Passados quase 10 dias do ataque que matou quatro crianças em uma creche de Blumenau (SC) no dia 5, o choque cedeu lugar ao pânico. E, vocês sabem, o pânico é terreno fértil para medidas autoritárias.

Grupos de pais e mães no WhatsApp viraram alvo ainda mais fácil para a desinformação – e mais terror, com áudios e correntes anunciando novos ataques. Na escola do meu filho, uma mãe sugeriu que pais com flexibilidade de horário passassem o dia em frente à escola até que a direção reforçasse a segurança no seu entorno.

O medo é totalmente compreensível. Mas não é só de pais e mães aterrorizados que partiram ideias, no mínimo, questionáveis. Na terça-feira, o prefeito Sebastião Melo editou um decreto que restringiu o acesso de parlamentares e movimentos estudantis a escolas da rede municipal, como mostramos nesta reportagem. Agora, a presença de pessoas de fora da comunidade escolar para aulas e palestras precisa ser autorizada pela Secretaria Municipal de Educação (Smed).

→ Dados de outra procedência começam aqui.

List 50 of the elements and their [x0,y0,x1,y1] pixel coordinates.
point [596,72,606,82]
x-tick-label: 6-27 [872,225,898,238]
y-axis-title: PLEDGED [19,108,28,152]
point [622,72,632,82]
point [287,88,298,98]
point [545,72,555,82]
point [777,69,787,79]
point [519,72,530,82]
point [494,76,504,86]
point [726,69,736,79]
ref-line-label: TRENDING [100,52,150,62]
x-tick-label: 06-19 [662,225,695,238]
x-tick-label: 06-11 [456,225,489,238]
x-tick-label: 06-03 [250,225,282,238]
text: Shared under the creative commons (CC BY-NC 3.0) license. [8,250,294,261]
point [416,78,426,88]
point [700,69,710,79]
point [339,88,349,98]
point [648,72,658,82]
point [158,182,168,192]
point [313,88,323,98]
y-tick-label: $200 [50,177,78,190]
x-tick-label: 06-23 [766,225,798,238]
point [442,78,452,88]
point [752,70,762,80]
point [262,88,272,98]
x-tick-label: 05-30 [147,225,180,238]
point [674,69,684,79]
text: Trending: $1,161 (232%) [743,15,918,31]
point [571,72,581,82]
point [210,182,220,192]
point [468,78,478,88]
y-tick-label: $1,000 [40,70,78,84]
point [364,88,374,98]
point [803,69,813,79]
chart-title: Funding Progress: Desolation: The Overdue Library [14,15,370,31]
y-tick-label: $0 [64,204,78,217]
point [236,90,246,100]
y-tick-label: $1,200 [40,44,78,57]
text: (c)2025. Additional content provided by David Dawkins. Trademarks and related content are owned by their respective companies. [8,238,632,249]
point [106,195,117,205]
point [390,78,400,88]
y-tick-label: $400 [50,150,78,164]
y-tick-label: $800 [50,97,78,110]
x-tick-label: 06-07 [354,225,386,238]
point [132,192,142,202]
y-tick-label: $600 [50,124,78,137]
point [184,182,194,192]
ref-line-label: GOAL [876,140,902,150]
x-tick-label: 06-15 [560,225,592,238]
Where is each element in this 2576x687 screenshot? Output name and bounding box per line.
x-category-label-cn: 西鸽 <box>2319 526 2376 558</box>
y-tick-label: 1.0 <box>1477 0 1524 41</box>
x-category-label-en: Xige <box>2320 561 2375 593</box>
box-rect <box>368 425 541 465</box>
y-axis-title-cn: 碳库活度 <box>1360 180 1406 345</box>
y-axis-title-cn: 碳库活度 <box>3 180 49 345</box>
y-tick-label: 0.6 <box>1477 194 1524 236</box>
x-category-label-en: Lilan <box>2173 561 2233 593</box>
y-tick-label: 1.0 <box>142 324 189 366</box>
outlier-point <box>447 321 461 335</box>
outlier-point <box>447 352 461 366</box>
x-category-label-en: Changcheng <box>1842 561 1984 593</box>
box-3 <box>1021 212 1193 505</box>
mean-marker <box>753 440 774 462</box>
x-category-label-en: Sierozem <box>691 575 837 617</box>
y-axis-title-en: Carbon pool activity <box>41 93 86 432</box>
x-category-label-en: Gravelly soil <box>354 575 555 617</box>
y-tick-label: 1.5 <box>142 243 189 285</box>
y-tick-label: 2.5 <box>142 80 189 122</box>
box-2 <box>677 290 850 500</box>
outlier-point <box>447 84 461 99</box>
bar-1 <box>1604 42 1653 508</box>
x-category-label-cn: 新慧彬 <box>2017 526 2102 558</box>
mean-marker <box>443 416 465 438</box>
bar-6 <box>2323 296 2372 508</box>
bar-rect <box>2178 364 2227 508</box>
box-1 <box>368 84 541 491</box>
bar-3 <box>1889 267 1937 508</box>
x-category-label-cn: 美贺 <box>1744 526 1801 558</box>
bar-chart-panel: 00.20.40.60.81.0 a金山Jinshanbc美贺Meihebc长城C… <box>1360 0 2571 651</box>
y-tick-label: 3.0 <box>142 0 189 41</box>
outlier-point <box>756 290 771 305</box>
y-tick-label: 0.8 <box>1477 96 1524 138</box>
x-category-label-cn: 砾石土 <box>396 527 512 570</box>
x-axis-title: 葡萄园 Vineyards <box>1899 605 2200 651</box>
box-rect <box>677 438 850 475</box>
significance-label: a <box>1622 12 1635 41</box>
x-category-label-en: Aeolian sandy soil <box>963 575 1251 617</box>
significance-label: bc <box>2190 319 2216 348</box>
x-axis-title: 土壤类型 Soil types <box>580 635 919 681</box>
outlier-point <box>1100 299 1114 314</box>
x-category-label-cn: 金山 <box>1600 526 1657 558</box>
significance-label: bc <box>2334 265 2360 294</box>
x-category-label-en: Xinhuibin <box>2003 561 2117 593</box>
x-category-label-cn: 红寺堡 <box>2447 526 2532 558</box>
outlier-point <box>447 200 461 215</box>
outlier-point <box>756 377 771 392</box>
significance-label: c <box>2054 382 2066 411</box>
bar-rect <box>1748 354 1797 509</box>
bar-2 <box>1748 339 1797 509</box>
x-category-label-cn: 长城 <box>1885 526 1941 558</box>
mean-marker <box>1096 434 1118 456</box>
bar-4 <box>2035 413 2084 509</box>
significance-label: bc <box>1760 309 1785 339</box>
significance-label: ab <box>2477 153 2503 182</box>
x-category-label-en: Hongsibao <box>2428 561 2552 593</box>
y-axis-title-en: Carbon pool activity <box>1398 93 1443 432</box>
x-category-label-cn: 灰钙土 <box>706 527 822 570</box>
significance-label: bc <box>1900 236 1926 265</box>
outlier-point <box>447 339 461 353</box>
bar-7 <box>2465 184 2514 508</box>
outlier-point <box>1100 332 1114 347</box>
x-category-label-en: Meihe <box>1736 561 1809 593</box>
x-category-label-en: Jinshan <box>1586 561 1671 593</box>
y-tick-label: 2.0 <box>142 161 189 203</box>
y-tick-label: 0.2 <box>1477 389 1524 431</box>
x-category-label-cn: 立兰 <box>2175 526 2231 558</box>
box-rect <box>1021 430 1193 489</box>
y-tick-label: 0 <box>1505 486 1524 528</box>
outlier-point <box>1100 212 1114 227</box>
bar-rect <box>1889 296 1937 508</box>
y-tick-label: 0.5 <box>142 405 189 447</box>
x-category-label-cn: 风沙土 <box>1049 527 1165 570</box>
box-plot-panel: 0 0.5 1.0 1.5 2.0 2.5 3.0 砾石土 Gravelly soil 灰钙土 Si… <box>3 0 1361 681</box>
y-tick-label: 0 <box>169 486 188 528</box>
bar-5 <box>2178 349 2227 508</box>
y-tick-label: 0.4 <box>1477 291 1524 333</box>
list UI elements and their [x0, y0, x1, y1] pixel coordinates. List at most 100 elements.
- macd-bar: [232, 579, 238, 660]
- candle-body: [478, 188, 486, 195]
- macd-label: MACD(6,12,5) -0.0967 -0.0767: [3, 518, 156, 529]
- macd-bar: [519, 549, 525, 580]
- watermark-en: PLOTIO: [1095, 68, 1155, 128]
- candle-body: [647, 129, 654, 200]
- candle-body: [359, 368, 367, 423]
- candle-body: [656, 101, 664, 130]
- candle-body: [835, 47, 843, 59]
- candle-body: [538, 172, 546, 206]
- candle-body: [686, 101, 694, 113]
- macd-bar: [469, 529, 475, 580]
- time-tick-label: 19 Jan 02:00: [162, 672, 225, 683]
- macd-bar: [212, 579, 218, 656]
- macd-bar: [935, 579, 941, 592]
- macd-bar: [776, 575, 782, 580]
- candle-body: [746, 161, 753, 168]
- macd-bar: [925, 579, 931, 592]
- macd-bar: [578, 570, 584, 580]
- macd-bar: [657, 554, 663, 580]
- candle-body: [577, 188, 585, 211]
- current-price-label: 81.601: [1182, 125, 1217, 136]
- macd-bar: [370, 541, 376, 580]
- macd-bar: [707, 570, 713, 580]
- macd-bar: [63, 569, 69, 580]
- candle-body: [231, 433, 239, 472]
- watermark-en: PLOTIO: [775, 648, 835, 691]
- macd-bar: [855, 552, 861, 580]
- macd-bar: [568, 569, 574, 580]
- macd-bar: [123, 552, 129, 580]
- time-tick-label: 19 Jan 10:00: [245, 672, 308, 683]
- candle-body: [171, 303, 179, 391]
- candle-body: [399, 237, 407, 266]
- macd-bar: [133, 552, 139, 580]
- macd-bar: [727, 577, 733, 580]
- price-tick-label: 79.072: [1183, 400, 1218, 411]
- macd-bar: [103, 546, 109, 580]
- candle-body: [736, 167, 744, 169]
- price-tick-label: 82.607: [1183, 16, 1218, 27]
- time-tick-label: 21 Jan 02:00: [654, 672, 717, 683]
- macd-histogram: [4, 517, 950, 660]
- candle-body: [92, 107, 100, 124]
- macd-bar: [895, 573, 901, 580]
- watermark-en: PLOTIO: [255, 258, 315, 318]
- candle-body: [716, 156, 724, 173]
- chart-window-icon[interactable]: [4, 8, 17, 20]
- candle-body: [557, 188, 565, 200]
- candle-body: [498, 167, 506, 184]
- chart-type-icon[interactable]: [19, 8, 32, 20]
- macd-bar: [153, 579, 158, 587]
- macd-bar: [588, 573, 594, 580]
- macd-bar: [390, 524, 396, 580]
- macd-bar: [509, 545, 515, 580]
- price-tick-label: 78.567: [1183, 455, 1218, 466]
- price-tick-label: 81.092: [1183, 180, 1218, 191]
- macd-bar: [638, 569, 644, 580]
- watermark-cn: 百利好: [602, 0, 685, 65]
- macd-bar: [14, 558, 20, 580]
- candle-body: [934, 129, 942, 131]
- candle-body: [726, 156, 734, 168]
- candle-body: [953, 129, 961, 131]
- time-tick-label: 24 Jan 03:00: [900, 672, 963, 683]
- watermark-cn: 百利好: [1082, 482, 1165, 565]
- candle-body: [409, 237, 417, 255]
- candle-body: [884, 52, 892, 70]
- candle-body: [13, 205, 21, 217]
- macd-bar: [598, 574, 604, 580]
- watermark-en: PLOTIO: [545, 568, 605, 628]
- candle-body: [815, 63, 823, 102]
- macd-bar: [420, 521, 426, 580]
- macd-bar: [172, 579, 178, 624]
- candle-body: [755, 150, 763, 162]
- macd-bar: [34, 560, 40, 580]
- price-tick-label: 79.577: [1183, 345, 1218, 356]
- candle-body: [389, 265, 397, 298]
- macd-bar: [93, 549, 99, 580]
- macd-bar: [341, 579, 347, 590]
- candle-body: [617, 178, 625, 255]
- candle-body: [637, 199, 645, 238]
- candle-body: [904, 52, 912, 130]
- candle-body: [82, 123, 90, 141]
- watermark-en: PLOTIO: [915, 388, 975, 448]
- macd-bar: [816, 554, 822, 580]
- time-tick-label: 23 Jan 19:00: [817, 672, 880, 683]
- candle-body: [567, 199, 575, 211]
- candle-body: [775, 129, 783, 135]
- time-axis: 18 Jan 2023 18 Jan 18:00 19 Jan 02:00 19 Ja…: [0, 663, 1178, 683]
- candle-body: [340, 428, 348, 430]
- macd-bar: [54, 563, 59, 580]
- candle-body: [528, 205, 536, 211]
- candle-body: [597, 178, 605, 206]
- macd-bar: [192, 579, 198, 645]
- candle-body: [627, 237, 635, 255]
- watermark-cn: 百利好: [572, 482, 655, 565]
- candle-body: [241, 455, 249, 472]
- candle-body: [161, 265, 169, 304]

Na nota enviada ao repórter Matheus Beck, a Smed apoia-se na necessidade de reforço na segurança das escolas para justificar uma decisão que lembra o projeto Escola sem Partido – aquela iniciativa que, no fundo, no fundo, sempre foi sobre proibir certas ideologias (a dos outros) em detrimento das suas.

“Não há proibição e, sim, regra para que haja alinhamento das diretrizes pedagógicas e se restrinjam iniciativas ideológicas de qualquer natureza política. O objetivo é que as escolas sejam ambientes de respeito à pluralidade, à diversidade cultural e à liberdade de ideias”, diz a nota, que expõe uma falta de compreensão do significado de ideologia e parece até criminalizar a política.

Além disso, evidencia uma confusão entre o que a gestão de Melo considera pluralismo com o que é de fato um espaço livre para o debate de ideias. Em junho do ano passado, o prefeito sancionou uma lei que vetou o uso de linguagem inclusiva nas escolas, em mais uma demonstração de interferência na sua autonomia. 

Professores armados

No legislativo, parlamentares foram ainda mais longe. Antes do decreto do Executivo, no dia do ataque ocorrido no estado vizinho, vereadores de Porto Alegre aproveitavam o fato para defender a pauta armamentista. Fernanda Barth, talvez a mais bolsonarista das parlamentares da Casa, sugeriu que os professores andassem armados nas escolas.

Agora uma pergunta para a Smed: a iniciativa da vereadora é “de natureza política”? É uma pauta “ideológica”?

Polícia para quem precisa

Mensagem que recebi de uma mãe ontem: 

Há meses (e hoje mesmo) em frente ao Pan American School SEMPRE tem Brigada Militar, de manhã e de tarde, mesmo antes dos ataques. Sendo que a escola tem seguranças privados. Em compensação, a poucas quadras de distância, o colégio Estadual Florinda Tubino, onde o meu filho estuda, a BM diz que não tem policial para ficar o dia todo. Sendo que o Tubino deve ter muuuuito mais aluno que o Pan American. 

E aí, governador Eduardo Leite, como explicar essa situação? E mais: o anúncio desta semana, sobre o efetivo dobrado nas escolas, vai dar conta? 

Sem mais perguntas. Por hoje.


Marcela Donini é editora-chefe do Matinal. Tem medo que o Brasil se torne os EUA, onde os ataques às escolas são cotidianos e o porte de armas é um direito fundamental.